The SRS preloading precedent provides the architectural pattern. The existing codebase already preloads Structured Reference String parameters at startup, establishing a convention for "load large read-only data at daemon start" that PCE preloading can follow.

The raw binary format is the technical mechanism. The assistant had just implemented a custom binary serializer for PreCompiledCircuit that writes CSR vectors as bulk byte dumps with a 32-byte header, achieving 5.4× faster loading than bincode. This format is what preload_pce_from_disk reads.

Output Knowledge Created by This Message

Message [msg 1603] produces concrete, actionable knowledge:

The daemon's initialization structure is revealed. The grep output shows that main() is at line 34, Engine::new() at line 67, and engine.start() at line 68. This gives the assistant (and any reader of the conversation) a precise map of where to insert the PCE preloading call.

The integration point is confirmed to exist. Before this message, the assistant knew it wanted to wire PCE preloading into the daemon but didn't know the exact mechanism. The grep confirms that the daemon follows a standard pattern with a clear startup sequence, making integration straightforward.

No existing preloading infrastructure for PCE exists in the daemon. The grep for preload and param_cache returns no daemon-specific matches (the output only shows lines 34, 67, and 68, none of which contain these terms). This confirms that the assistant is building new infrastructure, not extending existing hooks.

The Engine::start() method is the target. The assistant now knows to read engine.rs to find the start() method and add PCE preloading there. This is confirmed in the subsequent message ([msg 1605]) where the assistant reads engine.rs and finds the SRS preloading code at line 198.

The Thinking Process Visible in the Reasoning

The assistant's reasoning is laid bare in the opening sentence: "Now let me also wire preload_pce_from_disk into the daemon startup." This is a statement of intent that reveals the assistant's mental checklist. The PCE disk persistence implementation is complete (the save_to_disk and load_from_disk functions exist, the extract_and_cache_pce modification to auto-save is done), but the system won't actually use disk persistence at startup until this integration step is finished.

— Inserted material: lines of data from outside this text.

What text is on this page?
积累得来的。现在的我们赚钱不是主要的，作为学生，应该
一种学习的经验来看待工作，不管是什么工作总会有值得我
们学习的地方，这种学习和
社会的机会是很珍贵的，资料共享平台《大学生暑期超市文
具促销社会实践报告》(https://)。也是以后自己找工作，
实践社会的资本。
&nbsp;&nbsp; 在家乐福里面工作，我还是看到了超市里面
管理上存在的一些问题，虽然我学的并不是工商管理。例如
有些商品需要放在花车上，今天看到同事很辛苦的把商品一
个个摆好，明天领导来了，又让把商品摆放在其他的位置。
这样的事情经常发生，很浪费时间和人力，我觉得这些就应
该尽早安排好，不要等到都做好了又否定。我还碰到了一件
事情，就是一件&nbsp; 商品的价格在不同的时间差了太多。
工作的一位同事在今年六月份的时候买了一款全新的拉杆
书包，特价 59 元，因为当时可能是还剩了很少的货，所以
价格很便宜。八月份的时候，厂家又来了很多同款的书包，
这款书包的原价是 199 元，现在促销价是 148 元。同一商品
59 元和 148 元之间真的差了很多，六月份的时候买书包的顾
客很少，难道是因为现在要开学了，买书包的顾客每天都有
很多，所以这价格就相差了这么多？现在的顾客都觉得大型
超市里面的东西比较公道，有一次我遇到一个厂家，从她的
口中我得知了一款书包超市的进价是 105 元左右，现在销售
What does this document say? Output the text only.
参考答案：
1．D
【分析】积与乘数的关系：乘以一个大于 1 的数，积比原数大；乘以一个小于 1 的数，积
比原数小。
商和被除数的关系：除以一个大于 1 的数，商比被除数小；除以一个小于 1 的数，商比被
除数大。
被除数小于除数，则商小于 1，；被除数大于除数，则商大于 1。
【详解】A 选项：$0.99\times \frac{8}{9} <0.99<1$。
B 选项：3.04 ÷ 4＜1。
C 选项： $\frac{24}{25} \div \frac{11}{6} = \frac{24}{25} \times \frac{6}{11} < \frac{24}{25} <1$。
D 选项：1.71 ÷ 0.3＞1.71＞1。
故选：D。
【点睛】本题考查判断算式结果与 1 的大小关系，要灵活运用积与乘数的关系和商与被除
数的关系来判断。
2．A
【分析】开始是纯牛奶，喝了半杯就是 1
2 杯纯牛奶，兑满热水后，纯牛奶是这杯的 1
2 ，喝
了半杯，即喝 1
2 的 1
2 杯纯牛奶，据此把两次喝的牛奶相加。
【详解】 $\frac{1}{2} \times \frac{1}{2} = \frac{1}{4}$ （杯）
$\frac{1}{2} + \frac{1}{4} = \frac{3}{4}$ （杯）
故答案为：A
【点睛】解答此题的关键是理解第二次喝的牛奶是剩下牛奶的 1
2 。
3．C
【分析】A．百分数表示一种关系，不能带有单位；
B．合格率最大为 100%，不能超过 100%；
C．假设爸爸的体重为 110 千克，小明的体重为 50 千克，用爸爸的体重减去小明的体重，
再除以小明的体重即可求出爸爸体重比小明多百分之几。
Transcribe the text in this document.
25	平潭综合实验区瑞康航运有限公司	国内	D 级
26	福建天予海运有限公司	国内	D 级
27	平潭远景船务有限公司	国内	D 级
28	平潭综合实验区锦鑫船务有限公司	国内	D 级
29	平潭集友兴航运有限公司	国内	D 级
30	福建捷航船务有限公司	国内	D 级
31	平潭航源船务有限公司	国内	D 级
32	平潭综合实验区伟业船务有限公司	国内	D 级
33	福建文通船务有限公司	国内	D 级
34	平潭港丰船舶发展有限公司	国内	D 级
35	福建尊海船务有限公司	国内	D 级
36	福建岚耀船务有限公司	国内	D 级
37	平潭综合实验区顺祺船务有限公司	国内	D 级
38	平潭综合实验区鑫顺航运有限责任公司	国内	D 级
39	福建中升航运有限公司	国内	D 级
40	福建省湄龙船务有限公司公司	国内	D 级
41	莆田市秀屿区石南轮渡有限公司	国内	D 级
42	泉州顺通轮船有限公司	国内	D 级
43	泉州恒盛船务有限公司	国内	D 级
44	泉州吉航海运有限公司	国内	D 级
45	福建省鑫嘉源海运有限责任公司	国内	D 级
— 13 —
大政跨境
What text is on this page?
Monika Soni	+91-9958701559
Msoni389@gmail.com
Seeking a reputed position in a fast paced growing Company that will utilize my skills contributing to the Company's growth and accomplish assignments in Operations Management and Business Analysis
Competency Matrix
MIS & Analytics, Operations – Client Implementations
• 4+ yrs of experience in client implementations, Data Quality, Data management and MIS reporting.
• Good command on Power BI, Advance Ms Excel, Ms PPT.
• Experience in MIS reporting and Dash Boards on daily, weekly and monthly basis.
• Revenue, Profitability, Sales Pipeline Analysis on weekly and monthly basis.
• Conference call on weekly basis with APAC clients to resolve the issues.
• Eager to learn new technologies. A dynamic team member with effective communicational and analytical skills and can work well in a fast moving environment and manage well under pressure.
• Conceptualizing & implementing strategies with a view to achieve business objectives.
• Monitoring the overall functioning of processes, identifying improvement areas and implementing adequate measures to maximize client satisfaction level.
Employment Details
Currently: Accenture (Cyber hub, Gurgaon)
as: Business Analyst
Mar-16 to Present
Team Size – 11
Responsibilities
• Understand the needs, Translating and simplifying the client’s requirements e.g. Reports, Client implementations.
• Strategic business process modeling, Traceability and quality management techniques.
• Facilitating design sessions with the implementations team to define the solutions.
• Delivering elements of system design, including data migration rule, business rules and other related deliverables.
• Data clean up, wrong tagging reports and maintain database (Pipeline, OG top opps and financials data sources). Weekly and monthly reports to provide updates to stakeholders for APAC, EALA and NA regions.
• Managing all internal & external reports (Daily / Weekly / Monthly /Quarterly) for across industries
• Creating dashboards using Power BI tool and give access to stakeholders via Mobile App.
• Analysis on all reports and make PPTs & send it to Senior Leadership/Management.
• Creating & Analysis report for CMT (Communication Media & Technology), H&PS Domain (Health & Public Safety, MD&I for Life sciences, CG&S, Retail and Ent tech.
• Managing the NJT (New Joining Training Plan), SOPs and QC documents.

The word "also" is telling — it signals that this task is part of a sequence. The assistant had already:

The Broader Significance

Message [msg 1603] might seem trivial — a developer running grep to find where to add a function call. But in the context of the optimization campaign, it represents the last mile of a feature deployment. The PCE disk persistence had been designed, implemented, tested for correctness, and benchmarked for performance. But until it was wired into the daemon startup, it was dead code — a capability that existed in theory but never activated in production.

This pattern is universal in systems engineering. Building a feature is only half the work; integrating it into the runtime environment where it delivers value is the other half. The grep command in message [msg 1603] is the bridge between those two halves.

The message also illustrates a key principle of the assistant's working style: it never assumes it knows the codebase structure. Despite having written much of the PCE and pipeline code, the assistant still probes empirically rather than guessing where the daemon initializes. This humility before the codebase — treating each file as potentially different from what memory suggests — is a hallmark of disciplined engineering.

In the messages that follow ([msg 1604] through [msg 1610]), the assistant reads the daemon's main.rs, finds the Engine::start() method, adds PCE preloading after SRS preloading, and implements the auto-extraction trigger that spawns background PCE extraction after the first old-path synthesis. The integration is complete, and the first-proof penalty is eliminated.

What began as a grep command ended as a production-ready optimization, shaving tens of seconds off every daemon restart and making the PCE fast path available from the very first proof request.